What It Takes: The Way to the White House
- First edition
- Author: Richard Ben Cramer
- Language: English
- Subject: 1988 United States presidential election
- Genre: Non-fiction
- Publisher: Random House
- Publication date: June 23, 1992
- Publication place: United States
- Media type: Print (hardcover and paperback)
- Pages: 1,047
- ISBN: 978-0394562605

= What It Takes: The Way to the White House =

1992 book by Richard Ben Cramer

What It Takes: The Way to the White House is a nonfiction book about the 1988 United States presidential election written by Richard Ben Cramer and published in 1992. It follows the campaigns of Republicans George Herbert Walker Bush and Bob Dole and Democrats Joe Biden, Michael Dukakis, Dick Gephardt, and Gary Hart.
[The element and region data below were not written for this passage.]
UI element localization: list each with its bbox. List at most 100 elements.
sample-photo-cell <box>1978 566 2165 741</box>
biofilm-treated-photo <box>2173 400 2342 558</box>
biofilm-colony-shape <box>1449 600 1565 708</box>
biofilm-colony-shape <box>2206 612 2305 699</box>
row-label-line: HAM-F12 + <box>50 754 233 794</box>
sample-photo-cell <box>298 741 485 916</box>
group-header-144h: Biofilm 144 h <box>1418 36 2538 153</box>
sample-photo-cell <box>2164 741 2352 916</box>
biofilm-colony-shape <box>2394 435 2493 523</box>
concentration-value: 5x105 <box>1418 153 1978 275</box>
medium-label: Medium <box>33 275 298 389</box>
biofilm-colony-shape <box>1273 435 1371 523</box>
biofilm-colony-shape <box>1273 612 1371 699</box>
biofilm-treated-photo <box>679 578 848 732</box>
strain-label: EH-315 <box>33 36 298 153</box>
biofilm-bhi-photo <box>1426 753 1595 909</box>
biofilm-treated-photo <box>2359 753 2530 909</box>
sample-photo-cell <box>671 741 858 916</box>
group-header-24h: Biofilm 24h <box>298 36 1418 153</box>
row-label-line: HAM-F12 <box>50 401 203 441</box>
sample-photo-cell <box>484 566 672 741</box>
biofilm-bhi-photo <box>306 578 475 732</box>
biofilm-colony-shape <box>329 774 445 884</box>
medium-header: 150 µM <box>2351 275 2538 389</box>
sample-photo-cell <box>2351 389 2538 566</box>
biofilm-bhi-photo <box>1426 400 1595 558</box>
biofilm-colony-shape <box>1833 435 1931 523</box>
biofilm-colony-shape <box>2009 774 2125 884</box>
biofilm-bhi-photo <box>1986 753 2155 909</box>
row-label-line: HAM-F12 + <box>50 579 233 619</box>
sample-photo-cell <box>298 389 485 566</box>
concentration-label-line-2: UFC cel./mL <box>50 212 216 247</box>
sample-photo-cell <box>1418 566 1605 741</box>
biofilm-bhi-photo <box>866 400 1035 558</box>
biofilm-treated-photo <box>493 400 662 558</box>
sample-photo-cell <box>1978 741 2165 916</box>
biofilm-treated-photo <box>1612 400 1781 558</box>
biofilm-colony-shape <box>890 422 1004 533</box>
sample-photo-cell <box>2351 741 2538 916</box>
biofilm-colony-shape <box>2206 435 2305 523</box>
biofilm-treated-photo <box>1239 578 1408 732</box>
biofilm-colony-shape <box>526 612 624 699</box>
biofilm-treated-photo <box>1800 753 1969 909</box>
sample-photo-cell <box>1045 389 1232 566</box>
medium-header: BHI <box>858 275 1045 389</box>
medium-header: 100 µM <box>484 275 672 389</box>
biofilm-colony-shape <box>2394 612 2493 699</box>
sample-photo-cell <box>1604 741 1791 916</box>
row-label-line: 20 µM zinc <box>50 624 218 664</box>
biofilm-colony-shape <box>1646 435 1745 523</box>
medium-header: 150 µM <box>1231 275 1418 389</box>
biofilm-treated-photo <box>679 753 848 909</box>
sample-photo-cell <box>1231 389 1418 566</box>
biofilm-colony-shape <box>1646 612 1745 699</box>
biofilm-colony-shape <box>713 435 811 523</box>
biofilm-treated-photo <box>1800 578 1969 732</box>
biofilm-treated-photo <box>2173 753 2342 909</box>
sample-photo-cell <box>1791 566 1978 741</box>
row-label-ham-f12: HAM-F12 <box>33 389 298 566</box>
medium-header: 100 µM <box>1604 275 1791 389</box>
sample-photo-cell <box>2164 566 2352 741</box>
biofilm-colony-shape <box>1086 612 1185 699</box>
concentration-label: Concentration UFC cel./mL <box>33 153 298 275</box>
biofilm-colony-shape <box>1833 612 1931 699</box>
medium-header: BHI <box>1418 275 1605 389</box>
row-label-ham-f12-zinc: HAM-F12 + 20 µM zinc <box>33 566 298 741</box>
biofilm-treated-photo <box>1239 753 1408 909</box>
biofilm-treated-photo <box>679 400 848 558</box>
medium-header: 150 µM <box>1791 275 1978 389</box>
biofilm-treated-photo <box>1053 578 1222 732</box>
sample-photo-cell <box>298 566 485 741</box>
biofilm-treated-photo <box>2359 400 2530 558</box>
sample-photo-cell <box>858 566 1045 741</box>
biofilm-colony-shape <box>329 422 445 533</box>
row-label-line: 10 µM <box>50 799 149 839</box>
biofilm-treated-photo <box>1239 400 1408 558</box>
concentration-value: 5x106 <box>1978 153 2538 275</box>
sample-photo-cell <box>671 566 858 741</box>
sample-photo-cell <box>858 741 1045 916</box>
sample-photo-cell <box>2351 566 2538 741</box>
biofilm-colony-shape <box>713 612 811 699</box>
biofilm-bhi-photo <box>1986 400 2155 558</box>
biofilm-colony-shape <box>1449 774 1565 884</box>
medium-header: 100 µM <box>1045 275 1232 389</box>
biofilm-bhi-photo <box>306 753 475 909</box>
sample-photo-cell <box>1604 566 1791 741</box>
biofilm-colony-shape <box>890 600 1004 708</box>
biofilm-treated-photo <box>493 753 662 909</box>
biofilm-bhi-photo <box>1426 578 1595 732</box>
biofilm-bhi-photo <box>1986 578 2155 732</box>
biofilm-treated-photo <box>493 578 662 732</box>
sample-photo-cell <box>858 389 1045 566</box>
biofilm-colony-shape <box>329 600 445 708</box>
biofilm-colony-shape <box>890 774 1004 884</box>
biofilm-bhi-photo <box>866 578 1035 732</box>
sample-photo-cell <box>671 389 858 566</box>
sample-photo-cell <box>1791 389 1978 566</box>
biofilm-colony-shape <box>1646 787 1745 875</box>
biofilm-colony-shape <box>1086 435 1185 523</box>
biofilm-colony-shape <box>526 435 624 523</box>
The bulk of the book covers the early lives and political careers of the candidates, their campaigns leading up to the New Hampshire primary and the primary itself. Cramer spent six years researching and writing What It Takes.

== Reception ==

What it Takes was critically acclaimed and has been frequently cited by political aides and journalists as one of the most influential books ever written about politics. The Cleveland Plain Dealer called it "quite possibly the finest book on presidential politics ever written, combining meticulous reporting and compelling, at times soaringly lyrical, prose", while the San Francisco Chronicle called it "the ultimate insider's book on presidential politics...an unparalleled source book on the 1988 candidates."